= Baron FitzAlan =

Barony in the Peerage of England

The title Baron FitzAlan has been created twice in the Peerage of England.

==1295 creation==
The first creation (Baron FitzAlan of Bedale) was in 1295, when Bryan FitzAlan, Lord FitzAlan was summoned to Parliament as Lord FitzAlan. On his death in 1306, the peerage fell into abeyance between his two daughters.

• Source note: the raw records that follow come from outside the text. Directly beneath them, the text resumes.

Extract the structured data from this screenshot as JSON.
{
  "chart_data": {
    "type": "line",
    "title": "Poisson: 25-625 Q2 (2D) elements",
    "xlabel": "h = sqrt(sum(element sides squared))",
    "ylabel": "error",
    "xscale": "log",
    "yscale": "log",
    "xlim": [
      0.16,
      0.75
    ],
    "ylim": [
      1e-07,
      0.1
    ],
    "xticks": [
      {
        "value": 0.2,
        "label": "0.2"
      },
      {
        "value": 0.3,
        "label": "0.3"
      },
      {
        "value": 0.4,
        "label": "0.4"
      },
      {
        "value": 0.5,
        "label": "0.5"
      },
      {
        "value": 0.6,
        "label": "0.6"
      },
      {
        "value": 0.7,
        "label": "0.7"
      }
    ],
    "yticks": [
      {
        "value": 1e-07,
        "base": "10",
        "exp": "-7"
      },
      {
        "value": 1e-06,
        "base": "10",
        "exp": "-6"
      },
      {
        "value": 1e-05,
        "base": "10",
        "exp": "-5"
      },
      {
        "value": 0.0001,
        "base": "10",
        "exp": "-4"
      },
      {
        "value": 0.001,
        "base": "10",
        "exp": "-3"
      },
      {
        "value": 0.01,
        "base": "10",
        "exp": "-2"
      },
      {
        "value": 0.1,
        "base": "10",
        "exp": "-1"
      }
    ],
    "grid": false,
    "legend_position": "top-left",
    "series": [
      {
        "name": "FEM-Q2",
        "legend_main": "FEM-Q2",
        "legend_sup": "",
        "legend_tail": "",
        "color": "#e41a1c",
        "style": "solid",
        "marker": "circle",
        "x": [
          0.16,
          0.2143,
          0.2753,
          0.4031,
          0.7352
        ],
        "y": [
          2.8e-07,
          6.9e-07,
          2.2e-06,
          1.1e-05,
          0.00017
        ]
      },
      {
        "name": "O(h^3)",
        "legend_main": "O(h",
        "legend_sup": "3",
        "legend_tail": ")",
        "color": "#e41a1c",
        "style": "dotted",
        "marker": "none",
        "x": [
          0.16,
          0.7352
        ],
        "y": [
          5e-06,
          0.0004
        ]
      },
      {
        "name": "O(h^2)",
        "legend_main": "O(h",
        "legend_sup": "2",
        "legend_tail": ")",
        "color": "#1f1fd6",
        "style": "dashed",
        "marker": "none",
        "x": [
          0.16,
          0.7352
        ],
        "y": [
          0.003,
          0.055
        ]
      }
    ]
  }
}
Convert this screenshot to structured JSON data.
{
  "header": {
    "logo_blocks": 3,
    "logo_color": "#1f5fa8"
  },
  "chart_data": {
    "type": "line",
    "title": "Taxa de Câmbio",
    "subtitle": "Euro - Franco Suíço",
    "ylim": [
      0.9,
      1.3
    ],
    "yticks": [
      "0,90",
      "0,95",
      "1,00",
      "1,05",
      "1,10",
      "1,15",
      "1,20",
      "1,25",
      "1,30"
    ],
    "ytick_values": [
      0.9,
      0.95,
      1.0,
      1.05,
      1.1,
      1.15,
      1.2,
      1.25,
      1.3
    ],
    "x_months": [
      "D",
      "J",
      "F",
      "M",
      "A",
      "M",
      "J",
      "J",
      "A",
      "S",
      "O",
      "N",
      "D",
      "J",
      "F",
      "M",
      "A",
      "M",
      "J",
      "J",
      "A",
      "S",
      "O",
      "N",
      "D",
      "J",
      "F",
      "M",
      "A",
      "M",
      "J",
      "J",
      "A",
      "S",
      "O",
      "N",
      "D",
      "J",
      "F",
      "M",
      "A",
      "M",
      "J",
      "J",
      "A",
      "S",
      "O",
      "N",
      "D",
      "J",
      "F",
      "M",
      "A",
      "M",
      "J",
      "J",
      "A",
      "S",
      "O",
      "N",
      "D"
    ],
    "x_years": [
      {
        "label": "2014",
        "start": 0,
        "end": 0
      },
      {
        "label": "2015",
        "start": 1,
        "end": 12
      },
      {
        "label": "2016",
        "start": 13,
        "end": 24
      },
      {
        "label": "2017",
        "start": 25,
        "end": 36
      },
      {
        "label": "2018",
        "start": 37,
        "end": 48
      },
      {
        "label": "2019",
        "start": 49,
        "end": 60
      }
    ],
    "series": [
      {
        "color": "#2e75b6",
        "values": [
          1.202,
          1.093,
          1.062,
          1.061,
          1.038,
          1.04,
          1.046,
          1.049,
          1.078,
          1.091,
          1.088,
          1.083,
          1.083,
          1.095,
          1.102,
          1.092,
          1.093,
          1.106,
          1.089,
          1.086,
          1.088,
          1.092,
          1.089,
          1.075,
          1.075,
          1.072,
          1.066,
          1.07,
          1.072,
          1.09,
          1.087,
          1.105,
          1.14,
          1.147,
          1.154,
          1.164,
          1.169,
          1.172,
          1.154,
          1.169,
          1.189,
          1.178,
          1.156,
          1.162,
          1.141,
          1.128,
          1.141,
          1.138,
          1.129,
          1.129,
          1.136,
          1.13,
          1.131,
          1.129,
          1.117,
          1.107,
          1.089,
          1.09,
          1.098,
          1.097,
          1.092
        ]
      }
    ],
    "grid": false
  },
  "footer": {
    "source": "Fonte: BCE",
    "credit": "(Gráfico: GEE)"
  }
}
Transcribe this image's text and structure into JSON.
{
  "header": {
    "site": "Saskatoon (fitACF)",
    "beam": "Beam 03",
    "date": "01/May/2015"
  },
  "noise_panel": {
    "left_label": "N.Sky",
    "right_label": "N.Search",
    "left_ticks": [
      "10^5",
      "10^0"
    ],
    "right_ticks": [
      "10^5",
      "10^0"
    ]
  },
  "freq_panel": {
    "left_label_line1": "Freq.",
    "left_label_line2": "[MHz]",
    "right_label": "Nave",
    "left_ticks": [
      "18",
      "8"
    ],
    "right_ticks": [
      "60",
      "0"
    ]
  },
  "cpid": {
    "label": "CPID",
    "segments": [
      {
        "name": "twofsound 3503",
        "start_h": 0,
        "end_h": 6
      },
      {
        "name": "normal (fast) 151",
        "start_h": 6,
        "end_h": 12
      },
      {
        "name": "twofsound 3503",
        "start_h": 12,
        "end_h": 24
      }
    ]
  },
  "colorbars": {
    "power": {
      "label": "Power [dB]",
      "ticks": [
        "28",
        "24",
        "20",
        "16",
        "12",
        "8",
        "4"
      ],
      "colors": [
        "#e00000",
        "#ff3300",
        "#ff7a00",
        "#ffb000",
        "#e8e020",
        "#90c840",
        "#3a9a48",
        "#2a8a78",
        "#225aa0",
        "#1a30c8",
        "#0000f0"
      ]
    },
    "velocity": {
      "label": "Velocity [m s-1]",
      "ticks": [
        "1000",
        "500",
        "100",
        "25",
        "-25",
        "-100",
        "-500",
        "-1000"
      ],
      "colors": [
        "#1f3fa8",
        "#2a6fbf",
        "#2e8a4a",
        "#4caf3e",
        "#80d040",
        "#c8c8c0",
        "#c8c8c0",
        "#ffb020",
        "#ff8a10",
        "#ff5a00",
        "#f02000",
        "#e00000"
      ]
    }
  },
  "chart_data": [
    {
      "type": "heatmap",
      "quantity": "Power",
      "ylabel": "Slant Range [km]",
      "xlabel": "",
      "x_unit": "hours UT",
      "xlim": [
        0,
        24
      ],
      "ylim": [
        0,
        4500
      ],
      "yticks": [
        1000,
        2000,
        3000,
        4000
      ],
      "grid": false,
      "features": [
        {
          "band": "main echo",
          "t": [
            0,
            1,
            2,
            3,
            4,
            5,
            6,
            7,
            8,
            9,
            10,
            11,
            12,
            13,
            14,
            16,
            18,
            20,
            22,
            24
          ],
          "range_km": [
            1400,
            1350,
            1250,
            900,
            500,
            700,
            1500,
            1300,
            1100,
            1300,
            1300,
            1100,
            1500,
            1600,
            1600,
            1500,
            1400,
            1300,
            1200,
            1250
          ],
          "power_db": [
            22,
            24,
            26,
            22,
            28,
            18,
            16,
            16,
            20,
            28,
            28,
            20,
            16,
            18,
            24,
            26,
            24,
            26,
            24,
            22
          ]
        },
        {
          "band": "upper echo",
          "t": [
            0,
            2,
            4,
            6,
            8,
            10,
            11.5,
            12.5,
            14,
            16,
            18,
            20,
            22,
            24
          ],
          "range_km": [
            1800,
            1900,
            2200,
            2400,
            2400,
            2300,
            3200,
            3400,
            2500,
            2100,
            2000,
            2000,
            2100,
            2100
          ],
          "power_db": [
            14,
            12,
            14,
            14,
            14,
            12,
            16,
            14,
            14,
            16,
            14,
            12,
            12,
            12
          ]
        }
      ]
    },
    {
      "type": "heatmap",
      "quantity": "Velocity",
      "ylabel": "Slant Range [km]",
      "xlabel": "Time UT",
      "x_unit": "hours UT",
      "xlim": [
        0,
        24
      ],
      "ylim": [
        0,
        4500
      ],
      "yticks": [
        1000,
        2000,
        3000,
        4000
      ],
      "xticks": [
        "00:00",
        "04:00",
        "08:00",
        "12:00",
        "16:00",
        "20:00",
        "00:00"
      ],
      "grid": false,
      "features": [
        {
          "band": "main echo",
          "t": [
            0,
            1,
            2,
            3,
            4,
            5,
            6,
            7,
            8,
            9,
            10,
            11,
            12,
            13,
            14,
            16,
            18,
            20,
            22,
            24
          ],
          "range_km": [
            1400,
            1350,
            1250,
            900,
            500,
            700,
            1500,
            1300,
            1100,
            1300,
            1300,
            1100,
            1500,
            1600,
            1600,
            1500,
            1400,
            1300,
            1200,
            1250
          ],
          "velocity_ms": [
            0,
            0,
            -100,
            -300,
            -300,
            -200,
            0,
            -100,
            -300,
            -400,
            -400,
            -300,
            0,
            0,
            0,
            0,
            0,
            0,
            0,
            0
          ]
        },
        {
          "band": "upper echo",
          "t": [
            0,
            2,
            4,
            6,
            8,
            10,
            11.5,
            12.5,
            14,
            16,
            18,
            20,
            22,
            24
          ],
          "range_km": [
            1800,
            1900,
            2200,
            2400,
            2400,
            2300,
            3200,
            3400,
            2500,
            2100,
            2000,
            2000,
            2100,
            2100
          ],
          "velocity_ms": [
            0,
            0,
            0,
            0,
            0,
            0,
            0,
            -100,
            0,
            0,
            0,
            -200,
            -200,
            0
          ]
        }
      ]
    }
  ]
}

(Sir Bryan was summoned for Military Service from 6 April 1282 to 7 November 1302, to a Military Council on 14 June 1287, and to attend upon the King at Salisbury on 26 January 1298. He was summoned to parliament from 24 June 1295 to 22 January 1305 by Writs directed to Briano filio Alani, whereby he is held to have become Lord FitzAlan. As Brianus fil. Alani d'n's [dominus] de Bedale he took part in the Barons' Letter to the Pope, dated 12 February 1301.) cited: Cokayne (1926) vol. v., p. 394

==1627 Act of Parliament==
In 1627 an Act of Parliament was passed “for the annexing of the Castle, &c., of Arundel, with the titles and dignities of the Baronies of FitzAlan of Clun and Oswaldestre and Maltravers, and with divers other lands, &c., being now parcels of the possessions of [him the said] Thomas, Earl of Arundel and Surrey, &c., to the same title, name, and dignity of Earl of Arundel.” "From this period, therefore, the Baronies
of Clun and Oswestry (or Fitzalan of Clun and Oswestry), which
hitherto had been mere feudal Lordships, may possibly be considered as separate
Peerage dignities, and as being, together with Maltravers, annexed to
the Earldom of Arundel." Any Barony so created is held by the Duke of Norfolk.